Can we differentiate Fermat's little theorem?
Solution 1:
To be able to differentiate, you need to prove that your equality is not just true point wise, but as an equality of polynomials (which is strictly stronger).
Namely, let us denote $P \equiv Q \pmod p$ if all the coefficients of $P-Q$ are multiples of $p$ (we'll call that polynomial equality mod $p$). Notice that polynomial equality implies point wise equality :
$$P \equiv Q \pmod p \implies \forall x \in \mathbb{Z}, P(x) \equiv Q(x) \pmod p$$
But beware the converse isn't true in general (take for example $P=X^p-X$ and $Q=0$). Now we prove that the polynomial equality can be differentiated (while point wise equality cannot, using the same counter example) : indeed, if we assume $P \equiv Q \pmod p$, then we can write $P(X)-Q(X) = p R(X)$ with $R \in \mathbb{Z}[X]$. And by differentiating, we get $P'(X) - Q'(X) = p R'(X)$, so $P' \equiv Q' \pmod p$.
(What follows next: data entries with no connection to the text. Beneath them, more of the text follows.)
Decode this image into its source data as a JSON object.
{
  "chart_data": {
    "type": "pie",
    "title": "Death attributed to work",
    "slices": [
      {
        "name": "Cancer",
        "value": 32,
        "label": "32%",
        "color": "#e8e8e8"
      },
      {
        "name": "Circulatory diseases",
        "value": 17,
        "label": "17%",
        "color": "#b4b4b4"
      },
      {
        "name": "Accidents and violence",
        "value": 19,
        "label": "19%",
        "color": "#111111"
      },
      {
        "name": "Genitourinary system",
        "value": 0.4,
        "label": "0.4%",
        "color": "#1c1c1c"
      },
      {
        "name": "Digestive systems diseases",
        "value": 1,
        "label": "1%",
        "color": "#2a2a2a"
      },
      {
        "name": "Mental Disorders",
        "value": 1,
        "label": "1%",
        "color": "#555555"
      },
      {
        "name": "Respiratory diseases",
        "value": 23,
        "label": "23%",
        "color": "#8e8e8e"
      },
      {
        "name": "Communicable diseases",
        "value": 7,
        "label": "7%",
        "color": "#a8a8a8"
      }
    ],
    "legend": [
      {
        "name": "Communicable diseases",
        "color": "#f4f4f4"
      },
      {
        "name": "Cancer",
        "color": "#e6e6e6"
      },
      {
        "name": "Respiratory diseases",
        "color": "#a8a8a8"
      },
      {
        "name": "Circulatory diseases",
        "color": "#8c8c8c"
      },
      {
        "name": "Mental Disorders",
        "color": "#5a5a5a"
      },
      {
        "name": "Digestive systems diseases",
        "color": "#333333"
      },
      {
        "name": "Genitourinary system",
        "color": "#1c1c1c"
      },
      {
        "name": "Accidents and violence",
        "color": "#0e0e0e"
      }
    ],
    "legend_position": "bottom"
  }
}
Now let's denote $P = X(X-1)(X-2)\ldots (X-p+1)$ and $Q = X^p -X$. And let's prove that $P \equiv Q \pmod p$, which will allow us to differentiate. Let us consider $R = P-Q$ and notice that $\deg R = p-1$ because the terms of degree $p$ of $P$ and $Q$ cancel out. Now remember that $k = \mathbb{Z}/p\mathbb{Z}$ is a field, and that $R(a) = 0$ for all $a \in k$. In other words, the polynomial $R \in k_{p-1}[X]$ has $p$ roots in $k$, so it must be $0$. Which means $P-Q \equiv 0 \pmod p$.